Mohamed ben El-Hadj Brahim, auquel la mort de son frère imposait l'obligation d'une vengeance sanglante, suivant les coutumes sahariennes, avait été agréablement surpris des ouvertures que lui faisaient les missionnaires, et s'était empressé de leur prodiguer les plus vives assurances d'un entier dévouement, pour ne point laisser échapper une occasion aussi favorable. Il n'eut pas de peine à faire partager son projet aux Touareg et au Ba-Hammaoui, qui avait accompagné ces derniers à Alger; d'accord avec lui, ceux-ci résolurent de massacrer les Français dès qu'ils seraient assez loin pour n'avoir plus à redouter le châtiment de leur crime.
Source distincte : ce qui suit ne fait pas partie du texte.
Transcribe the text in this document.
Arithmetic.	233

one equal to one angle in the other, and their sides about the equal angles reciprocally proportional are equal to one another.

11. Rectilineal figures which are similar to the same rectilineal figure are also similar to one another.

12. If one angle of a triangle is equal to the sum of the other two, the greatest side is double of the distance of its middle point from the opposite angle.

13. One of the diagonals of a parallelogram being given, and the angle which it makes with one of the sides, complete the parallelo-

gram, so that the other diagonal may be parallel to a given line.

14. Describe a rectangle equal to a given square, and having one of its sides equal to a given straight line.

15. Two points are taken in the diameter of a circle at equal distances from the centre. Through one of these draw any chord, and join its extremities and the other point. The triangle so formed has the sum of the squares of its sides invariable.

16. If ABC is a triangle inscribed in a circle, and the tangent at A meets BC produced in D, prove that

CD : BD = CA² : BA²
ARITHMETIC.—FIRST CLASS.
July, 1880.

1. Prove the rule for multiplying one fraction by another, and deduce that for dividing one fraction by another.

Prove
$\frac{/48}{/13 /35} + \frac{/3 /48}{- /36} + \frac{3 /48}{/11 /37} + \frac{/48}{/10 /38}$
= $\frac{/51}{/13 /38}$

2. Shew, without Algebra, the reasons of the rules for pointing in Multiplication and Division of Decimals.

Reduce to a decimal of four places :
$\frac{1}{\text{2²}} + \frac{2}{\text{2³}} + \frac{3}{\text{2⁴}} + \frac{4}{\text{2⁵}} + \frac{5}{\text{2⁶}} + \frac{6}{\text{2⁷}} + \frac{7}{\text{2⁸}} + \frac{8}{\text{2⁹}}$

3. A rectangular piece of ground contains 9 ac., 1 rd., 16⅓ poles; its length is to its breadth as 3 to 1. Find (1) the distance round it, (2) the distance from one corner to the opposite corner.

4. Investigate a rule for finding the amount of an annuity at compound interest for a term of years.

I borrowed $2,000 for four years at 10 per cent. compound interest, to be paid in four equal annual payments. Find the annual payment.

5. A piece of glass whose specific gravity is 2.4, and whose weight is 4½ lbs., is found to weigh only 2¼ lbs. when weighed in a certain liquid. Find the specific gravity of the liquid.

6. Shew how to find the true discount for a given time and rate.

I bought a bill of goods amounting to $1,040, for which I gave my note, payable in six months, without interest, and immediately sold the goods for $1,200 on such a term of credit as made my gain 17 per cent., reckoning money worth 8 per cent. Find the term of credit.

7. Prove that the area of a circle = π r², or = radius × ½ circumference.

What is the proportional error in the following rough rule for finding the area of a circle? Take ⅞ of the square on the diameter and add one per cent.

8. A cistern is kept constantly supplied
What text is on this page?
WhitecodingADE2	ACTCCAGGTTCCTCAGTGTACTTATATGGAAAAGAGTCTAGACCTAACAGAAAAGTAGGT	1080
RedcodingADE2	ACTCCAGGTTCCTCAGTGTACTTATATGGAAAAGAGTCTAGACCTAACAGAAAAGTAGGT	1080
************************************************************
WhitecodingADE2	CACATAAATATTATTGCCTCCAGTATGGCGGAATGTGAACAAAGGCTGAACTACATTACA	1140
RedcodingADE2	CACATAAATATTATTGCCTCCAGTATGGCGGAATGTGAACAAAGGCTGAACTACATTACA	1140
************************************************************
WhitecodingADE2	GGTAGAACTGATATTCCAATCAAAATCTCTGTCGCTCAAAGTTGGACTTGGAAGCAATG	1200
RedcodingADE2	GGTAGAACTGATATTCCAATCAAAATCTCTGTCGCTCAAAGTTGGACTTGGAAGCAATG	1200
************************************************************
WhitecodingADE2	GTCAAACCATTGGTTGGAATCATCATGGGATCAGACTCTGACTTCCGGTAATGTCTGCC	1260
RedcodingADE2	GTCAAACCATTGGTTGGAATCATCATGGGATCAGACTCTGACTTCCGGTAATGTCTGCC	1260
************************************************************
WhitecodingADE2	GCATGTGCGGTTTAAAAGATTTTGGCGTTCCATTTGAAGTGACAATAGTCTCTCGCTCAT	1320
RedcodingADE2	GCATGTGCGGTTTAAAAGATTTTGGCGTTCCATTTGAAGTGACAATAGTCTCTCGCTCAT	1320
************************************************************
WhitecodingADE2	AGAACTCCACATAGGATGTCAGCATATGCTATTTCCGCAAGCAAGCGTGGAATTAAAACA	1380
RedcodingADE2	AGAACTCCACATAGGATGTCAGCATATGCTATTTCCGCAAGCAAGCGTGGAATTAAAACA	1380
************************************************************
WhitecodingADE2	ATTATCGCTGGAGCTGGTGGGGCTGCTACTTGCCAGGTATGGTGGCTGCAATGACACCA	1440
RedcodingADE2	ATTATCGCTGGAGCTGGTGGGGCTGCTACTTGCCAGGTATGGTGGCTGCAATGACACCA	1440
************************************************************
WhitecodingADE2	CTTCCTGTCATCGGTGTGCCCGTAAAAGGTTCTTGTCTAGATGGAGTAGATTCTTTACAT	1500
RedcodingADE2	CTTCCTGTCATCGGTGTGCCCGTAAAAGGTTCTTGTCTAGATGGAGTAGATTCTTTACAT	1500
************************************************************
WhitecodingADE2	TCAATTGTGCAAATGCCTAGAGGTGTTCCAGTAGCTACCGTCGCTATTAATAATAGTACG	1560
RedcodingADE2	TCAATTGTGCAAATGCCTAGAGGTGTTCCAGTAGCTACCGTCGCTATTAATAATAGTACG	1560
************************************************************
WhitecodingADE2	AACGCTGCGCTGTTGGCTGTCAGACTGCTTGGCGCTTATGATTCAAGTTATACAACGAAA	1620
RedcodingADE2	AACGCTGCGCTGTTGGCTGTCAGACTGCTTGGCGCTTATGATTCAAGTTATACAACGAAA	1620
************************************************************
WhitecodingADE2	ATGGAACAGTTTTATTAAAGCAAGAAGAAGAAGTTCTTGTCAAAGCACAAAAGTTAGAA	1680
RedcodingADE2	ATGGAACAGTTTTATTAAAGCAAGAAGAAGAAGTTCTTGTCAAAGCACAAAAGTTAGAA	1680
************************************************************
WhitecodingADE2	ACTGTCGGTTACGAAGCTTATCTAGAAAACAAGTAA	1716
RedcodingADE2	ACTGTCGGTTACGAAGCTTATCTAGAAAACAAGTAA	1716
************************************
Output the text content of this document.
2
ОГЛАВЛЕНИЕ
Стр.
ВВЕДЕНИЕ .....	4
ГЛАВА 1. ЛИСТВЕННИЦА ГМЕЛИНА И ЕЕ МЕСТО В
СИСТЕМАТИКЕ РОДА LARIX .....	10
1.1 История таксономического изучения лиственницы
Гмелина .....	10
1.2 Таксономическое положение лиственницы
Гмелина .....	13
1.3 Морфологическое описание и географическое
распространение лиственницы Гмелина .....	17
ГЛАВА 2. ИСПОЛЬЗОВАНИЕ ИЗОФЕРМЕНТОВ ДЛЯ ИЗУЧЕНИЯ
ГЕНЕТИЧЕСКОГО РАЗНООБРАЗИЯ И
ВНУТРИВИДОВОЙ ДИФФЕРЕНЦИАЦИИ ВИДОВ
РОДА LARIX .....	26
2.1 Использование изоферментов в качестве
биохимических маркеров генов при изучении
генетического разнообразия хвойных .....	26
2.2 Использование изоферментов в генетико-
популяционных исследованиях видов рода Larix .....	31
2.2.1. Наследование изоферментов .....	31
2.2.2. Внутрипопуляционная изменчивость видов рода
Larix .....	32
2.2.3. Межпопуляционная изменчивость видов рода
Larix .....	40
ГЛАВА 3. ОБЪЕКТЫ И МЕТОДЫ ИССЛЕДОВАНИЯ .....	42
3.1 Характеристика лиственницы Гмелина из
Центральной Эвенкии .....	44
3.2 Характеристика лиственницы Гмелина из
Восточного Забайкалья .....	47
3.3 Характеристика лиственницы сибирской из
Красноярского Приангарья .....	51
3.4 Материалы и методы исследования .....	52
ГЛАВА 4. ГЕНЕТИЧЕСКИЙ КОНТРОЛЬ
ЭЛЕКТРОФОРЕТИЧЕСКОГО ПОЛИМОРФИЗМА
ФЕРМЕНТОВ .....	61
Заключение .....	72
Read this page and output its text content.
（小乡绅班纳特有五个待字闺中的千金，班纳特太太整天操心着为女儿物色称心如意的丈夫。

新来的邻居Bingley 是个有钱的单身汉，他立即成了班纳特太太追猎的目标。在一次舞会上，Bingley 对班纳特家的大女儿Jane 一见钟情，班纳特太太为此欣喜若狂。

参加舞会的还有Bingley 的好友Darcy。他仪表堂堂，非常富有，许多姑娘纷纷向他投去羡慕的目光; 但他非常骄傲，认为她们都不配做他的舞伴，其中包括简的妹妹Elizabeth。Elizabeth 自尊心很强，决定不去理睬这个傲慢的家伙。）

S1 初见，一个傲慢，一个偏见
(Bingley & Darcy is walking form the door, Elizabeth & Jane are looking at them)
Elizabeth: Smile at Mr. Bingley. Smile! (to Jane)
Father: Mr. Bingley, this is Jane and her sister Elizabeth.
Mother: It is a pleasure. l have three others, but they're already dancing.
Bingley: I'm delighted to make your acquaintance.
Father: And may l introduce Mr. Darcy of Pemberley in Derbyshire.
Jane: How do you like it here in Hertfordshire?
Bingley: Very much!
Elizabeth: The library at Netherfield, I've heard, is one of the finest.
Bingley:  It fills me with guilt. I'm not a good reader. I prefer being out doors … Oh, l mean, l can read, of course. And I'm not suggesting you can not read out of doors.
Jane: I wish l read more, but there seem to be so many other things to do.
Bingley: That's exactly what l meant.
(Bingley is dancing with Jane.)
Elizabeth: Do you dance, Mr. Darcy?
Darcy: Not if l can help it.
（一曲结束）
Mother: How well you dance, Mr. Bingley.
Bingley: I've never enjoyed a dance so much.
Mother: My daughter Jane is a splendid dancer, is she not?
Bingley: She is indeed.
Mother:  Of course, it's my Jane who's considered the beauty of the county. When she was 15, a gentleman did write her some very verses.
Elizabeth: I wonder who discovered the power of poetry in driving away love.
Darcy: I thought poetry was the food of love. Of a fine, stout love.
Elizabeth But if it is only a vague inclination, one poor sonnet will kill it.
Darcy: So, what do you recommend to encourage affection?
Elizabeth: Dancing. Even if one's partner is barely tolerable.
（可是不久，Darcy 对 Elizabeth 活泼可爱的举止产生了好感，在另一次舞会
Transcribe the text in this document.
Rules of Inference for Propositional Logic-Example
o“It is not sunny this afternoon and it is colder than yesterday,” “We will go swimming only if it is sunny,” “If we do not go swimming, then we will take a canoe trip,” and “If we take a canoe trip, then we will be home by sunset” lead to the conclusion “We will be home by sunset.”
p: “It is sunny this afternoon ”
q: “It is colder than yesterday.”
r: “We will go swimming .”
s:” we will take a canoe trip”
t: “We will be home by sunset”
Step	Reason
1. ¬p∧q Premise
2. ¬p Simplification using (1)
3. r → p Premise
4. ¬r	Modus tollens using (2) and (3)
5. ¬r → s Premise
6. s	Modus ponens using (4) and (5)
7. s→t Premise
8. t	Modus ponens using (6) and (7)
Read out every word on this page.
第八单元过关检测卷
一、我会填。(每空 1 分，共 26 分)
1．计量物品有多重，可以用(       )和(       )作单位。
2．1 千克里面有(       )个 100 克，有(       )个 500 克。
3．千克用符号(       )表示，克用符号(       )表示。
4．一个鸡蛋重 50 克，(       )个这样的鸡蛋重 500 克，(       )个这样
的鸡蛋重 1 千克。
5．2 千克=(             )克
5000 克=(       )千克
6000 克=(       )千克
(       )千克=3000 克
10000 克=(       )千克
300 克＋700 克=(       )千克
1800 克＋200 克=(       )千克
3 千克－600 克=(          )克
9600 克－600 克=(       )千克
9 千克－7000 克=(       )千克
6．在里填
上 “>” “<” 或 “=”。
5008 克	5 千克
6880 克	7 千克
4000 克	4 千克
Le caïd d'El-Goléa cut vent de ce complot, et, sans oser s'en expliquer ouvertement avec nos compatriotes, il refusa tout d'abord de les laisser partir, sous prétexte qu'il n'avait reçu à leur sujet aucune instruction du commandant du cercle.

Mais le père Paulmier prit son intervention en mauvaise part, et le menaça de s'en plaindre. Comme, en fin de compte ce chef indigène était assez indifférent au sort des voyageurs, il se contenta d'une lettre conçue en termes propres à mettre sa responsabilité personnelle à couvert, et cessa de s'opposer à leur départ.

La caravane des missionnaires s'engagea ainsi définitivement sur la route d'In-Salah vers le 8 ou 10 février, avec leur chamelier, les Touareg, le Ba-Hammaoui, et Mohamed ben El-Hadj Brahim, tous les prisonniers faits par les Berezga pendant l'été précédent, sauf Salem ben Chraïr et les deux Mouadhi qui avaient quitté Laghouat avec lui dès leur mise en liberté.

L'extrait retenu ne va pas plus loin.